第二十三話

 時は変わり放課後。僕は部室に向かっていた。久しぶりの部室だ。なんせ、妹の椿が自殺した時以来なのだから。


 僕は少し重い足を精一杯動かして部室に向かう。もう先輩や雫はいるのだろうか?なんの話をするのだろうか?


 僕の頭の中では、別に考える必要のないことがぐるぐると回っていた。そうでもしないとまたあの時のことを思い出してしまいそうだからだ。どうやら僕はあの日がきっかけで、少し部室がトラウマになってしまっているらしい。部室に行くと、あいりや椿のことをどうしても思い出してしまう。あぁ、早くあいりに帰って来てほしい。


 僕の脳内でくだらない思考がぐるぐると回っている間に、気がつけば部室の前についていた。


「よし、入ろう」


 僕は扉の前で一度深呼吸をする。覚悟は決まった。


 僕は扉に手をかけ、ガラガラっと少し強めに開ける。すると、中にはすでに二人がいた。


「すみません、少し遅れてしまいました」


「いいえ、大丈夫ですわ。私も雫も今来たばかりだから」


「ん、大丈夫。だから席について」


 僕は静かに頷く。スタスタと自分の席に向かう。二人が何も声を発さないせいか、嫌に自分の足音が部室内に反響する。


 美桜先輩が僕が席についたことを確認すると、席を立ち上がり、ホワイトボードの前に移動する。


「今日集まってもらったのは、他でもないここにはいない二人のことですわ」


 僕はその言葉を聞いて、顔を歪める。


「桜玖さん、辛い気持ちはわかりますわ。私だって辛い。お二人に会えないのは辛いのですわ。でも、あいりさんは帰ってくる。私はそう信じています。だから、そんな顔をしないでください。私たちがこんな顔でお出迎えしたら、あいりさんに叱られてしまいますわ」


 確かにそうだ。でも、やはりここに来てしまうと二人のことばかりが頭によぎる。


「そこで、次の休みを利用して三人でBBQ《バーベキュー》にでも行きませんか?桜玖さんと雫さん、それから私には心休まる時が必要だと感じましたわ」


 僕と雫は一度顔を見合わせる。それから雫は先輩に視線を移して、ガタッと音を立てて立ち上がった。


「美桜先輩、場所はどうするの?」


 先輩はいつもの調子で、『ふっふっふっ』と笑ってみせる。


「この話をすると決めてから、場所はもう決めてありますわ。私の家が所有する土地が使えますわ。雄大な自然に囲まれた山ですの。そこならのびのびと羽を伸ばすことができますわ。あ、当日はお二人を私の家の車で迎えに行きますからそのあたりの心配はありません。なんせ、これを計画したのは私なのですから!」


 先輩は胸を張って『ふんすっ』と、鼻を鳴らす。どうやら相当張り切っているようだ。僕たちのメンタルをケアしようと必死に動いていることがとても伝わってくる。

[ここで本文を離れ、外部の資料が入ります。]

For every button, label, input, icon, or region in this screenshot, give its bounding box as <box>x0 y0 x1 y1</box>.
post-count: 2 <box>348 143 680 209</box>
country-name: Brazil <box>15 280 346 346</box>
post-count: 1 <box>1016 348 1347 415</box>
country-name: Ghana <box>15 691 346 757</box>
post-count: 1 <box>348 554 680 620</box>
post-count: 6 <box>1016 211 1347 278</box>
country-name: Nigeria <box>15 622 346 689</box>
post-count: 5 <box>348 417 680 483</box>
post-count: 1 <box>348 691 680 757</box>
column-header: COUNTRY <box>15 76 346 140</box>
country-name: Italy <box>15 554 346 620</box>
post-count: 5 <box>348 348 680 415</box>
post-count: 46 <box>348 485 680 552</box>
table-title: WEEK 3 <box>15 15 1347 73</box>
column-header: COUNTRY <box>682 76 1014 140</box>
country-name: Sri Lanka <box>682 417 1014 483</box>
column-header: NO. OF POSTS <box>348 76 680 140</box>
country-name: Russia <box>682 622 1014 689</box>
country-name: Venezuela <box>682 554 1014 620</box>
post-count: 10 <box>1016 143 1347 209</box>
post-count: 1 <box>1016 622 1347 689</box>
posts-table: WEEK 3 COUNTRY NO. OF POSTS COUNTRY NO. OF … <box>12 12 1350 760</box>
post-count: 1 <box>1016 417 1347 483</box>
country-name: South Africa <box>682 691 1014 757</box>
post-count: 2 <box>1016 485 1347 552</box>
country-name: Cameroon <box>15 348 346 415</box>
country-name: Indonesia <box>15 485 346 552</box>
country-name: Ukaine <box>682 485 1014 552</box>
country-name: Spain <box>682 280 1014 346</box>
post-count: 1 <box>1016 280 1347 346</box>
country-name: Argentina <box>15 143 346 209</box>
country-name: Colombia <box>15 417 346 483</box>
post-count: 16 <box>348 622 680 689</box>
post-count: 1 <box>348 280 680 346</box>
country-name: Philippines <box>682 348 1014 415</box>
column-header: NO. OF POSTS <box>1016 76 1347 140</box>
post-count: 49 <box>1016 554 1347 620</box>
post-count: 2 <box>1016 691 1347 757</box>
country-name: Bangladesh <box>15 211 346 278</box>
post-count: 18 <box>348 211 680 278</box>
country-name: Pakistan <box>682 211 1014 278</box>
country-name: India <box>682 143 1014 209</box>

「わかりました、美桜先輩。それではそのBBQ《バーベキュー》に参加させてください」


「えぇ、もちろんですわ!雫さんは大丈夫でしょうか?何か予定とかあったりは?」


「具体的な日時を決めてもらわないと何とも言えない」


 美桜先輩はしまった!という表情をする。


「すみません、肝心なそこを決めたませんでしたわ。それなら今日が木曜日とのことなので、明後日の土曜日に行くのはどうですか?」


 美桜先輩はまず、僕の方に視線をよこす。僕は首を縦に振って首肯する。すると、今度は雫に視線を向ける。


「ん、わかった。その日なら大丈夫、日曜日だと約束があったから無理だったけど」


 それを聞いた美桜先輩はパァッと表情を輝かせる。


「それじゃあ決まりですわ!明後日の土曜日、その日にお二人を迎えに行きますわ!」


「はい!よろしくお願いします」


「ん、よろしく」


 僕たちは美桜先輩に頭を下げる。


「こちらこそよろしくですわ!私は準備することが多いので、今日は解散にしましょう!」


雫は一つ頷くと、カバンを肩にかけて部室を出て行ってしまった。僕もそれに倣って肩にカバンをかけ、先輩に一礼してから部室を後にする。部室の扉が閉まる瞬間とき、『日曜日の約束、しっかりと果たせるといいですね』という言葉が聞こえた。美桜先輩は一体なんの話をしていたのだろうか。


 僕は少し不安に思いながらその場を後にした。